With New CEO in Seat, Teva Lowers Outlook

Outlook reflects an earlier than expected launch of a generic competitor to Teva’s multiple sclerosis drug Copaxone

Lilach Baumer and Dror Reich 22:2902.11.17

Teva Pharmaceutical Industries Ltd. Published its quarterly reports Thursday, lowering it's non-GAAP earning per share outlook for 2017 from $4.30-4.50 to $3.77-3.87. The company also adjusted its forecasted revenues for the year from $22.8-23.2 billion to $22.2-22.3 billion, and its forecasted operational cash flow from $4.4-4.6 billion to $3.15-3.3 billion.

 

 

In a conference call with investors, Teva’s chairman Sol J. Barer said the company is not considering a stock offering as a way to generate revenue at the moment, adding afterwards that "all options are on the table," and that strategy discussion will continue with the company's new CEO as of Wednesday, Kåre Schultz.

 

Teva chairman Sol J. Barer Teva chairman Sol J. Barer

 

 

The company’s lowered financial outlook reflects the forecasted effects of an earlier than expected launch of a generic competitor to Teva’s multiple sclerosis drug Copaxone, estimated to affect a $0.30 earning per share hit. Pressure on generic drug prices and an increasingly competitive environment in the U.S. market are also strong factors impacting the company.

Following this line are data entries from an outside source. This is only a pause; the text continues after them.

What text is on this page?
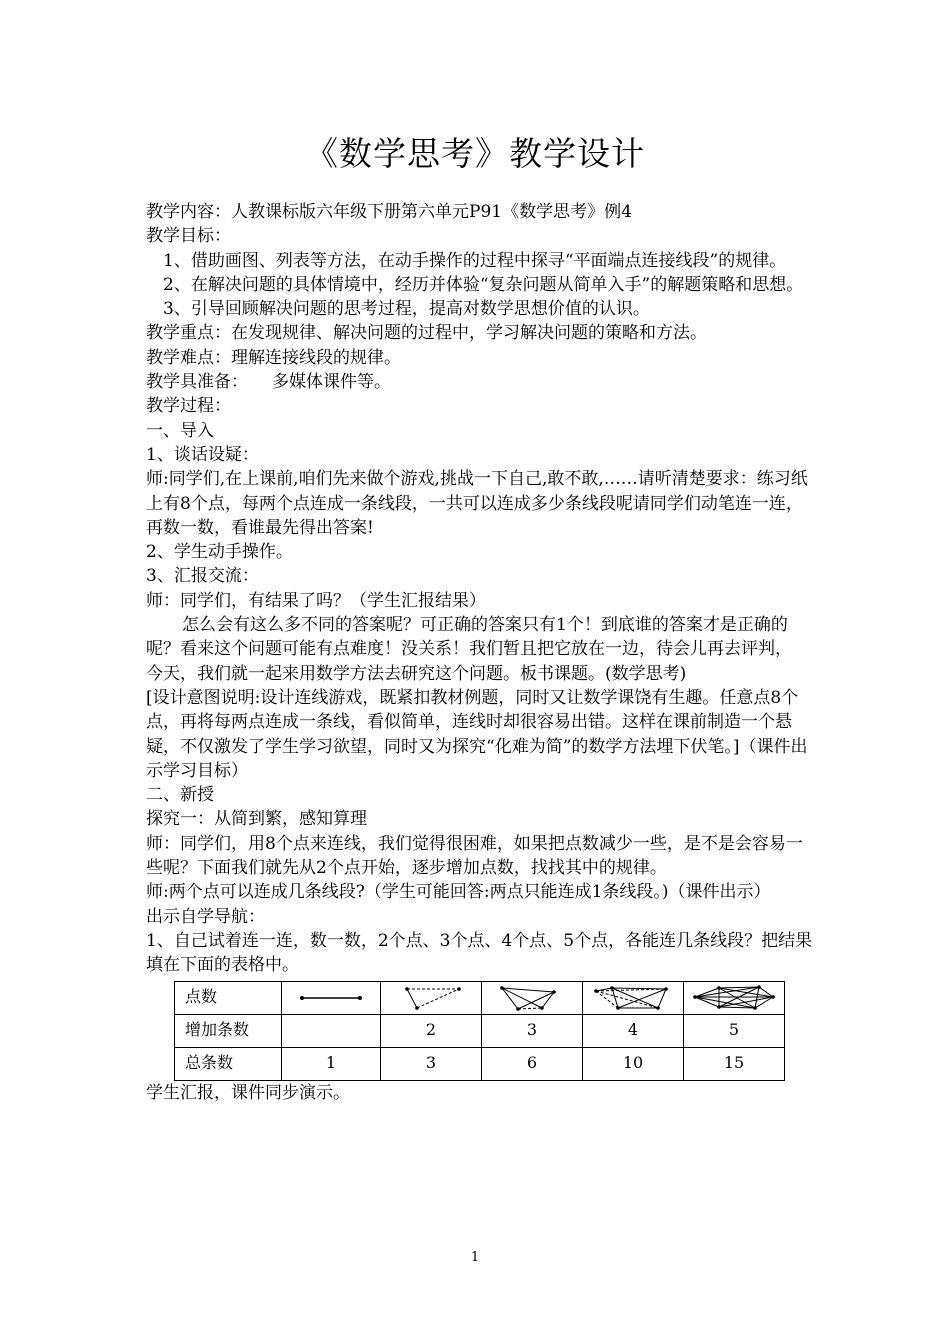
《数学思考》教学设计

教学内容：人教课标版六年级下册第六单元P91《数学思考》例4

教学目标：

1、借助画图、列表等方法，在动手操作的过程中探寻“平面端点连接线段”的规律。

2、在解决问题的具体情境中，经历并体验“复杂问题从简单入手”的解题策略和思想。

3、引导回顾解决问题的思考过程，提高对数学思想价值的认识。

教学重点：在发现规律、解决问题的过程中，学习解决问题的策略和方法。

教学难点：理解连接线段的规律。

教学具准备： 多媒体课件等。

教学过程：

一、导入

1、谈话设疑：

师:同学们,在上课前,咱们先来做个游戏,挑战一下自己,敢不敢,……请听清楚要求：练习纸上有8个点，每两个点连成一条线段，一共可以连成多少条线段呢请同学们动笔连一连，再数一数，看谁最先得出答案!

2、学生动手操作。

3、汇报交流：

师：同学们，有结果了吗？（学生汇报结果）

怎么会有这么多不同的答案呢？可正确的答案只有1个！到底谁的答案才是正确的呢？看来这个问题可能有点难度！没关系！我们暂且把它放在一边，待会儿再去评判， 今天，我们就一起来用数学方法去研究这个问题。板书课题。(数学思考)

[设计意图说明:设计连线游戏，既紧扣教材例题，同时又让数学课饶有生趣。任意点8个点，再将每两点连成一条线，看似简单，连线时却很容易出错。这样在课前制造一个悬疑，不仅激发了学生学习欲望，同时又为探究“化难为简”的数学方法埋下伏笔。]（课件出示学习目标）

二、新授

探究一：从简到繁，感知算理

师：同学们，用8个点来连线，我们觉得很困难，如果把点数减少一些，是不是会容易一些呢？下面我们就先从2个点开始，逐步增加点数，找找其中的规律。

师:两个点可以连成几条线段?（学生可能回答:两点只能连成1条线段。)（课件出示）

出示自学导航：

1、自己试着连一连，数一数，2个点、3个点、4个点、5个点，各能连几条线段？把结果填在下面的表格中。

点数	

增加条数		2	3	4	5
总条数	1	3	6	10	15

学生汇报，课件同步演示。

1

A lower cash flow from operations due to a reduction in net income and a delay in the resolution of Teva’s working capital dispute with Allergan, scheduled to conclude in 2018, is another factor weighing the company down.

 

Teva reported a non-GAAP gross profit of $3.0 billion in the third quarter of 2017, a decline of 12% from the third quarter of 2016. The company’s non-GAAP gross profit margin for the past quarter was 53.0%, compared to 61.0% in the third quarter of 2016. The company said the decrease was due to several reasons, including the lower gross profit and profitability of both the company’s generic medicines and its specialty medicines businesses.

 

Compared to the third quarter of 2016, Teva reported an 18% decrease in research and development, mainly due to cuts made by the company, and a decrease of 9% in sales and marketing, mainly due to lower expenses in Venezuela following exchange rate adjustments and cuts.

 

Teva’s EBITDA totaled $1.6 billion in the third quarter of 2017, down 16% compared to $1.9 billion in the third quarter of 2016. The company also reported higher GAAP and non-GAAP financial expenses, with the latter increased mainly due to higher expenses related to net foreign exchange losses and financial derivatives, as well as higher interest expenses related to the debt raised to finance the acquisition of Actavis Generics in 2016. The company wrote off $408 million in the past quarter as a result of an impairment of product rights and research and development assets related to the Actavis acquisition.

 

Exiting interim CEO Yitzhak Peterburg said the company is still intent on selling non-core assets to decrease debt load. Teva has already put aside $1.1 billion earned from the sale of its Women’s Health and oncology businesses to pay its short term debt of $6 billion, Mr. Peterburg said.

 

Addressing the recent approvals of generic Copaxone rivals, Mr. Peterburg said that the lowered outlook for 2017 reflected the announced sell price of the competing generic version by Mylan N.V., which was lower than originally estimated. Teva’s Copaxone sales have yet to be affected at this point, he added. In the third quarter of 2017, the company’s blockbuster drug generated $1 billion in revenues, a 7% drop compared to the third quarter of 2016.

 

Mr. Peterburg added that Teva expects to launch several new drugs in the fourth quarter of 2017.